Infected Stones Are a Contraindication to Lithotripsy
In patients with obstructing stones and suspected infection, the collecting system must be urgently drained with a stent or nephrostomy tube and stone treatment should be delayed until the infection is resolved. 1
Understanding the Risk
When infection is present with an obstructing stone, immediate lithotripsy poses significant risks:
- Bacteremia and sepsis can occur when infected urine under pressure is forced into the bloodstream during lithotripsy
- Manipulation of infected stones can release bacteria and endotoxins
- The risk of periprocedural infectious complications is considerable in contaminated cases 1
Management Algorithm for Infected Stones
Initial Presentation with Suspected Infected Stone:
- Obtain urine microscopy and culture
- Assess for signs of systemic infection (fever, leukocytosis)

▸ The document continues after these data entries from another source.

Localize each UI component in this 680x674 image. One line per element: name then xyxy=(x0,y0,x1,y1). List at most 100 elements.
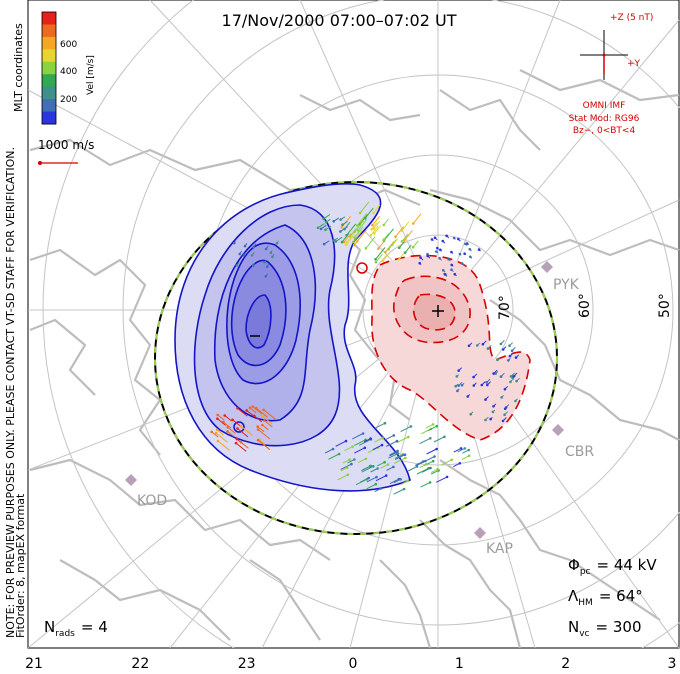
vector-line xyxy=(347,459,355,464)
vector-line xyxy=(343,232,352,243)
vector-line xyxy=(223,421,232,429)
vector-line xyxy=(382,253,389,262)
colorbar-segment xyxy=(42,24,56,38)
vector-line xyxy=(414,461,424,466)
vector-line xyxy=(466,243,469,246)
vector-line xyxy=(439,257,442,261)
vector-line xyxy=(373,220,381,229)
vector-line xyxy=(442,240,446,244)
vector-line xyxy=(476,342,481,346)
vector-line xyxy=(457,238,461,242)
vector-line xyxy=(487,344,492,349)
vector-line xyxy=(249,407,257,414)
vector-line xyxy=(352,433,364,440)
vector-line xyxy=(435,251,439,254)
colorbar-tick-400: 400 xyxy=(60,67,77,77)
station-marker-cbr xyxy=(552,424,564,436)
vector-line xyxy=(426,448,437,455)
vector-line xyxy=(323,214,331,220)
vector-line xyxy=(252,406,263,415)
vector-line xyxy=(236,261,240,266)
vector-line xyxy=(426,456,435,461)
vector-line xyxy=(340,467,348,472)
vector-line xyxy=(420,257,424,261)
vector-line xyxy=(257,426,265,433)
vector-line xyxy=(439,249,443,252)
vector-line xyxy=(224,415,232,422)
vector-line xyxy=(237,407,248,417)
vector-line xyxy=(340,226,348,232)
positive-potential-cell xyxy=(371,254,531,441)
latitude-label-70: 70° xyxy=(497,295,513,320)
mlt-tick-label: 2 xyxy=(561,656,570,672)
station-label-kap: KAP xyxy=(486,541,513,557)
vector-line xyxy=(389,478,400,485)
vector-line xyxy=(385,440,398,447)
vector-line xyxy=(235,442,247,452)
vector-line xyxy=(401,233,409,242)
vector-line xyxy=(395,226,405,238)
mlt-tick-label: 3 xyxy=(668,656,677,672)
vector-line xyxy=(510,372,515,377)
vector-line xyxy=(441,459,452,466)
imf-y-label: +Y xyxy=(627,59,641,69)
negative-potential-cell xyxy=(174,183,411,492)
vector-line xyxy=(325,225,332,231)
vector-line xyxy=(389,452,397,457)
vector-line xyxy=(393,488,405,495)
vector-line xyxy=(375,253,383,263)
vector-line xyxy=(404,230,413,241)
vector-line xyxy=(333,217,340,222)
vector-line xyxy=(427,255,431,259)
mlt-tick-label: 23 xyxy=(238,656,256,672)
vector-line xyxy=(427,425,437,432)
vector-line xyxy=(383,233,390,241)
vector-line xyxy=(258,439,266,445)
colorbar-outline xyxy=(41,11,57,125)
vector-line xyxy=(253,243,257,248)
vector-line xyxy=(246,410,255,417)
vector-line xyxy=(357,219,367,231)
vector-line xyxy=(253,415,263,423)
vector-line xyxy=(464,253,467,256)
station-label-kod: KOD xyxy=(137,493,167,509)
vector-line xyxy=(333,237,338,241)
colorbar-tick-200: 200 xyxy=(60,95,77,105)
colorbar-segment xyxy=(42,111,56,125)
vector-line xyxy=(396,436,409,444)
vector-line xyxy=(265,273,269,277)
vector-line xyxy=(461,455,470,461)
vector-line xyxy=(266,264,270,267)
vector-line xyxy=(467,394,471,397)
vector-line xyxy=(233,240,236,244)
vector-line xyxy=(515,398,518,402)
vector-line xyxy=(252,262,256,266)
vector-line xyxy=(257,429,271,440)
vector-line xyxy=(425,423,434,429)
reference-vector-label: 1000 m/s xyxy=(38,138,94,152)
vector-line xyxy=(457,447,466,453)
preview-note: NOTE: FOR PREVIEW PURPOSES ONLY. PLEASE … xyxy=(4,147,17,638)
vector-line xyxy=(469,248,472,252)
vector-line xyxy=(393,457,406,464)
vector-line xyxy=(501,395,504,398)
vector-line xyxy=(217,418,227,426)
station-marker-pyk xyxy=(541,261,553,273)
vector-line xyxy=(386,466,394,471)
model-line-2: Bz−, 0<BT<4 xyxy=(573,126,636,136)
vector-line xyxy=(482,340,487,345)
vector-line xyxy=(261,424,269,431)
vector-line xyxy=(412,213,422,224)
potential-min-marker xyxy=(233,421,245,433)
vector-line xyxy=(373,225,382,234)
vector-line xyxy=(240,441,249,449)
vector-line xyxy=(401,221,410,231)
vector-line xyxy=(211,431,219,438)
vector-line xyxy=(509,342,513,347)
vector-line xyxy=(394,454,404,459)
mlt-axis: 21 22 23 0 1 2 3 xyxy=(25,656,676,672)
vector-line xyxy=(371,222,378,230)
vector-line xyxy=(430,469,439,475)
vector-line xyxy=(244,242,248,247)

- Evaluate for obstruction on imaging
If Infection + Obstruction Present:
- Urgent decompression required via:
- Nephrostomy tube placement OR
- Retrograde ureteral stent placement 1
- Start appropriate antibiotics based on local antibiogram or previous cultures
- Urgent decompression required via:
Delay Definitive Stone Treatment:
- Complete antibiotic course
- Wait for resolution of infection symptoms
- Confirm negative urine cultures before proceeding 1
Once Infection Resolved:
- Proceed with appropriate stone treatment based on size and location
- For stones <20mm: SWL or URS may be considered
- For stones >20mm: PCNL is preferred 1
Evidence Supporting This Approach
The 2016 AUA/Endourological Society guidelines explicitly state that when infection is suspected with ureteral obstruction, "the collecting system must be drained either by a nephrostomy tube or a ureteral stent, to allow drainage of infected urine and antibiotic penetration into the affected renal unit" 1.
The 2020 Best Practice Statement on Urologic Procedures and Antimicrobial Prophylaxis emphasizes that "elective procedures should be deferred in the presence of symptoms consistent with an active infection until an antimicrobial course is complete and associated symptoms have improved" 1.
Special Considerations
- Stone Culture: Recent research shows patients with positive stone cultures have significantly higher rates of major infectious complications (15.6% vs 0.4%) after ureteroscopic lithotripsy 2
- Risk Factors for Infected Stones: Diabetes, recent urinary infections, and preoperative stents/nephrostomies increase the likelihood of positive stone cultures 2
- Residual Fragments: Infected stone fragments left after treatment have a high rate of progression (78%) and should be completely removed 3
Pitfalls to Avoid
- Don't perform immediate lithotripsy on infected stones - this can lead to life-threatening sepsis
- Don't rely solely on urine cultures - stone cultures may contain different pathogens than urine 2
- Don't underestimate infection stones - they require complete removal to prevent recurrence and ongoing infection 1
- Don't delay drainage when infection and obstruction coexist - this is a urologic emergency requiring prompt intervention
By following this approach of drainage first, followed by definitive treatment only after resolution of infection, you can significantly reduce the risk of serious infectious complications and improve patient outcomes.